Speaker
Alessio Fumagalli, Politecnico di Milano
Abstract
We propose a new strategy for reduced order modeling of parametrized Darcy-type problems with linear constraints, such as mass conservation. While our approach employs standard neural network architectures within a supervised learning framework, it is specifically designed so that the resulting Reduced Order Model strictly satisfies the imposed constraints.
The key idea is to decompose the PDE solution into two parts: a particular solution that enforces the constraint, and a homogeneous component. The particular solution is efficiently constructed using a spanning tree algorithm, whereas the homogeneous component is represented by a potential function generated through a neural network and projected onto the kernel of the constraint operator. Within this framework, we introduce three variants of the method, ranging from Proper Orthogonal Decomposition (POD)-based empirical spaces to more abstract constructions grounded in differential complexes. Each variant combines computational efficiency with a clear mathematical foundation, thereby enhancing the interpretability of the model outputs.

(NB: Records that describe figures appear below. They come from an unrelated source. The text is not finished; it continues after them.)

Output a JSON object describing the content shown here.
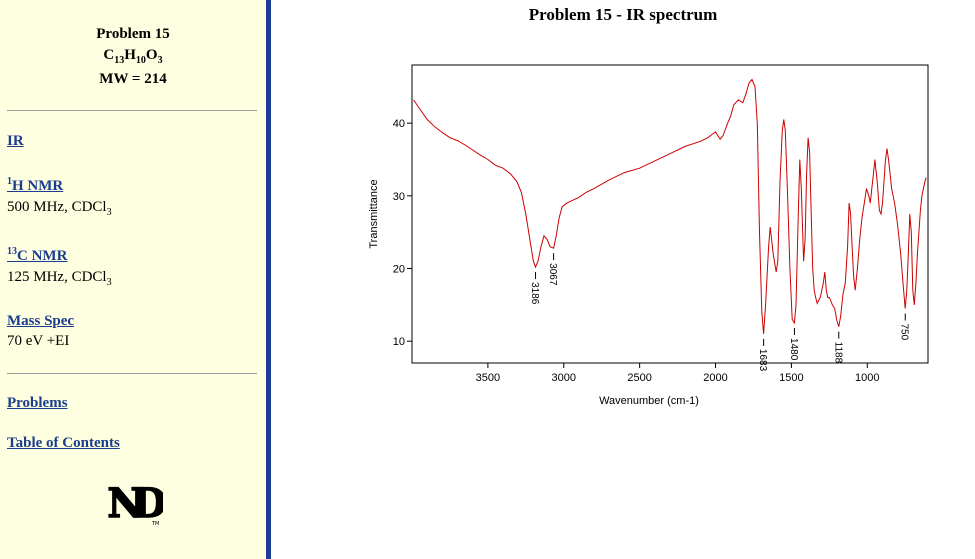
{
  "sidebar": {
    "problem_title": "Problem 15",
    "formula": {
      "c": "C",
      "c_n": "13",
      "h": "H",
      "h_n": "10",
      "o": "O",
      "o_n": "3"
    },
    "mw": "MW = 214",
    "ir_link": "IR",
    "hnmr": {
      "sup": "1",
      "link": "H NMR",
      "cond": "500 MHz, CDCl",
      "cond_sub": "3"
    },
    "cnmr": {
      "sup": "13",
      "link": "C NMR",
      "cond": "125 MHz, CDCl",
      "cond_sub": "3"
    },
    "mass": {
      "link": "Mass Spec",
      "cond": "70 eV +EI"
    },
    "problems_link": "Problems",
    "toc_link": "Table of Contents",
    "logo_icon": "notre-dame-logo",
    "logo_letters": "ND",
    "logo_tm": "TM"
  },
  "colors": {
    "sidebar_bg": "#fefee0",
    "border": "#1d3d9b",
    "link": "#1a3d8f",
    "spectrum": "#cc0000"
  },
  "chart_title": "Problem 15 - IR spectrum",
  "chart_data": {
    "type": "line",
    "title": "Problem 15 - IR spectrum",
    "xlabel": "Wavenumber (cm-1)",
    "ylabel": "Transmittance",
    "xlim": [
      4000,
      600
    ],
    "x_reversed": true,
    "ylim": [
      7,
      48
    ],
    "xticks": [
      3500,
      3000,
      2500,
      2000,
      1500,
      1000
    ],
    "yticks": [
      10,
      20,
      30,
      40
    ],
    "grid": false,
    "series": [
      {
        "color": "#cc0000",
        "points": [
          [
            3990,
            43.2
          ],
          [
            3950,
            42
          ],
          [
            3900,
            40.5
          ],
          [
            3850,
            39.5
          ],
          [
            3800,
            38.7
          ],
          [
            3750,
            38
          ],
          [
            3700,
            37.6
          ],
          [
            3650,
            37
          ],
          [
            3600,
            36.3
          ],
          [
            3550,
            35.6
          ],
          [
            3500,
            35
          ],
          [
            3450,
            34.2
          ],
          [
            3400,
            33.8
          ],
          [
            3350,
            33
          ],
          [
            3310,
            32
          ],
          [
            3280,
            30.5
          ],
          [
            3250,
            27.5
          ],
          [
            3220,
            23.5
          ],
          [
            3200,
            21
          ],
          [
            3186,
            20.2
          ],
          [
            3170,
            21
          ],
          [
            3150,
            23
          ],
          [
            3130,
            24.5
          ],
          [
            3110,
            24
          ],
          [
            3090,
            23
          ],
          [
            3067,
            22.8
          ],
          [
            3050,
            24.5
          ],
          [
            3030,
            27
          ],
          [
            3010,
            28.5
          ],
          [
            2980,
            29
          ],
          [
            2950,
            29.3
          ],
          [
            2900,
            29.8
          ],
          [
            2850,
            30.5
          ],
          [
            2800,
            31
          ],
          [
            2750,
            31.6
          ],
          [
            2700,
            32.2
          ],
          [
            2600,
            33.2
          ],
          [
            2500,
            33.8
          ],
          [
            2400,
            34.8
          ],
          [
            2300,
            35.8
          ],
          [
            2200,
            36.8
          ],
          [
            2100,
            37.5
          ],
          [
            2050,
            38
          ],
          [
            2020,
            38.5
          ],
          [
            2000,
            38.8
          ],
          [
            1970,
            37.8
          ],
          [
            1950,
            38.3
          ],
          [
            1920,
            40
          ],
          [
            1900,
            41
          ],
          [
            1880,
            42.5
          ],
          [
            1850,
            43.2
          ],
          [
            1820,
            42.8
          ],
          [
            1800,
            44
          ],
          [
            1780,
            45.5
          ],
          [
            1760,
            46
          ],
          [
            1740,
            45
          ],
          [
            1725,
            40
          ],
          [
            1710,
            25
          ],
          [
            1695,
            14
          ],
          [
            1683,
            11
          ],
          [
            1670,
            15
          ],
          [
            1650,
            23
          ],
          [
            1640,
            25.7
          ],
          [
            1620,
            22
          ],
          [
            1600,
            19.5
          ],
          [
            1590,
            21
          ],
          [
            1575,
            32
          ],
          [
            1560,
            39
          ],
          [
            1550,
            40.5
          ],
          [
            1540,
            39
          ],
          [
            1525,
            30
          ],
          [
            1510,
            20
          ],
          [
            1495,
            13
          ],
          [
            1480,
            12.5
          ],
          [
            1470,
            15
          ],
          [
            1455,
            27
          ],
          [
            1445,
            35
          ],
          [
            1435,
            31
          ],
          [
            1420,
            21
          ],
          [
            1410,
            24
          ],
          [
            1400,
            33
          ],
          [
            1390,
            38
          ],
          [
            1380,
            36
          ],
          [
            1370,
            28
          ],
          [
            1360,
            20
          ],
          [
            1350,
            17
          ],
          [
            1340,
            16
          ],
          [
            1330,
            15.2
          ],
          [
            1310,
            16
          ],
          [
            1300,
            17
          ],
          [
            1290,
            18
          ],
          [
            1280,
            19.5
          ],
          [
            1270,
            17
          ],
          [
            1260,
            16
          ],
          [
            1250,
            16
          ],
          [
            1230,
            15
          ],
          [
            1215,
            14.5
          ],
          [
            1200,
            12.8
          ],
          [
            1188,
            12
          ],
          [
            1175,
            13.5
          ],
          [
            1160,
            16.5
          ],
          [
            1145,
            18
          ],
          [
            1130,
            23
          ],
          [
            1120,
            29
          ],
          [
            1110,
            27.5
          ],
          [
            1100,
            23
          ],
          [
            1090,
            19
          ],
          [
            1080,
            17
          ],
          [
            1065,
            20
          ],
          [
            1050,
            24
          ],
          [
            1035,
            27
          ],
          [
            1020,
            29
          ],
          [
            1005,
            31
          ],
          [
            990,
            30
          ],
          [
            980,
            29
          ],
          [
            970,
            31
          ],
          [
            960,
            33
          ],
          [
            950,
            35
          ],
          [
            945,
            34
          ],
          [
            935,
            32
          ],
          [
            920,
            28
          ],
          [
            910,
            27.5
          ],
          [
            900,
            29
          ],
          [
            890,
            32
          ],
          [
            880,
            35
          ],
          [
            870,
            36.5
          ],
          [
            860,
            35
          ],
          [
            850,
            33
          ],
          [
            840,
            31
          ],
          [
            830,
            30
          ],
          [
            820,
            29
          ],
          [
            800,
            26
          ],
          [
            780,
            22
          ],
          [
            765,
            18
          ],
          [
            750,
            14.5
          ],
          [
            740,
            17
          ],
          [
            730,
            22
          ],
          [
            720,
            27.5
          ],
          [
            710,
            25
          ],
          [
            700,
            17
          ],
          [
            690,
            15
          ],
          [
            680,
            18
          ],
          [
            670,
            22
          ],
          [
            660,
            25
          ],
          [
            650,
            28
          ],
          [
            640,
            30
          ],
          [
            630,
            31
          ],
          [
            620,
            32
          ],
          [
            612,
            32.5
          ]
        ]
      }
    ],
    "annotations": [
      {
        "label": "3186",
        "x": 3186,
        "y": 20.2
      },
      {
        "label": "3067",
        "x": 3067,
        "y": 22.8
      },
      {
        "label": "1683",
        "x": 1683,
        "y": 11
      },
      {
        "label": "1480",
        "x": 1480,
        "y": 12.5
      },
      {
        "label": "1188",
        "x": 1188,
        "y": 12
      },
      {
        "label": "750",
        "x": 750,
        "y": 14.5
      }
    ]
  }
}
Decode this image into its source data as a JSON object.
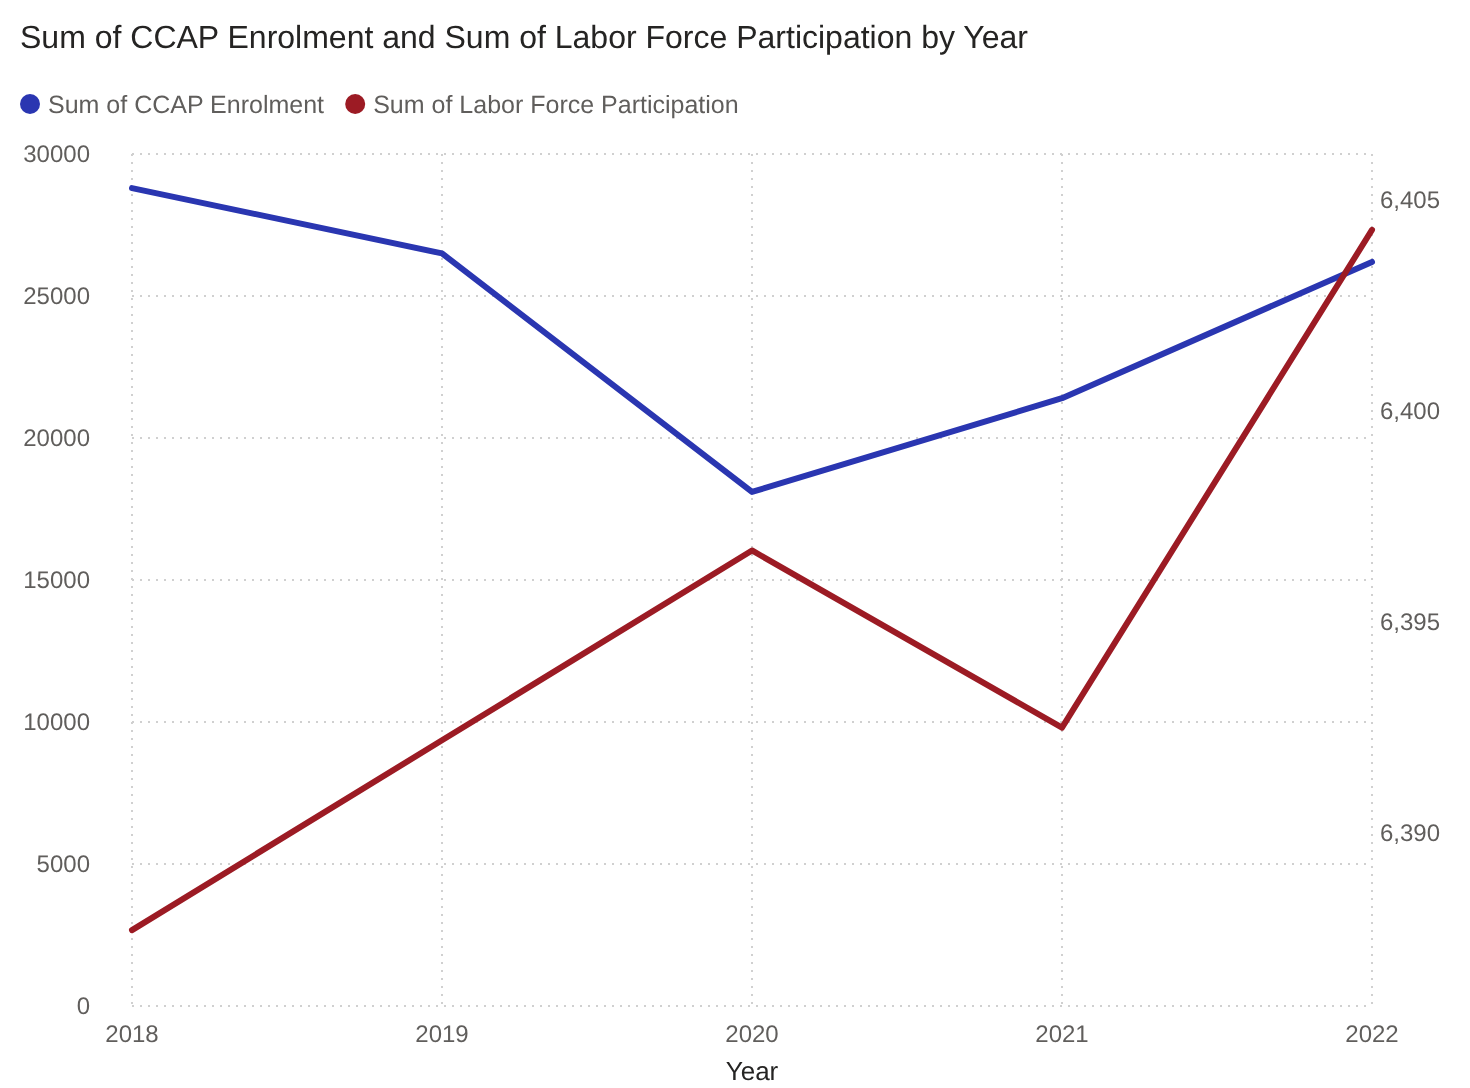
{
  "chart_data": {
    "type": "line",
    "title": "Sum of CCAP Enrolment and Sum of Labor Force Participation by Year",
    "xlabel": "Year",
    "categories": [
      "2018",
      "2019",
      "2020",
      "2021",
      "2022"
    ],
    "series": [
      {
        "name": "Sum of CCAP Enrolment",
        "color": "#2a36b1",
        "values": [
          28800,
          26500,
          18100,
          21400,
          26200
        ]
      },
      {
        "name": "Sum of Labor Force Participation",
        "color": "#9c1b24",
        "axis": "y2",
        "values": [
          6387.7,
          6392.2,
          6396.7,
          6392.5,
          6404.3
        ]
      }
    ],
    "ylim": [
      0,
      30000
    ],
    "yticks": [
      0,
      5000,
      10000,
      15000,
      20000,
      25000,
      30000
    ],
    "y2lim": [
      6385.9,
      6406.1
    ],
    "y2ticks": [
      {
        "value": 6390,
        "label": "6,390"
      },
      {
        "value": 6395,
        "label": "6,395"
      },
      {
        "value": 6400,
        "label": "6,400"
      },
      {
        "value": 6405,
        "label": "6,405"
      }
    ],
    "grid": true,
    "legend": "top left",
    "marker": "none",
    "line_style": "solid"
  }
}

We validate the approach through a series of numerical experiments on flow in porous media, including mixed-dimensional and nonlinear problems, highlighting its advantages over conventional black-box methods. This work lays the foundation for further developments in model order reduction, with potential impact across computational geosciences and related fields. X Finally, we extend the same principles to linear elasticity, providing a framework to approximate stress, displacement, and rotation fields while guaranteeing conservation of linear and angular momentum.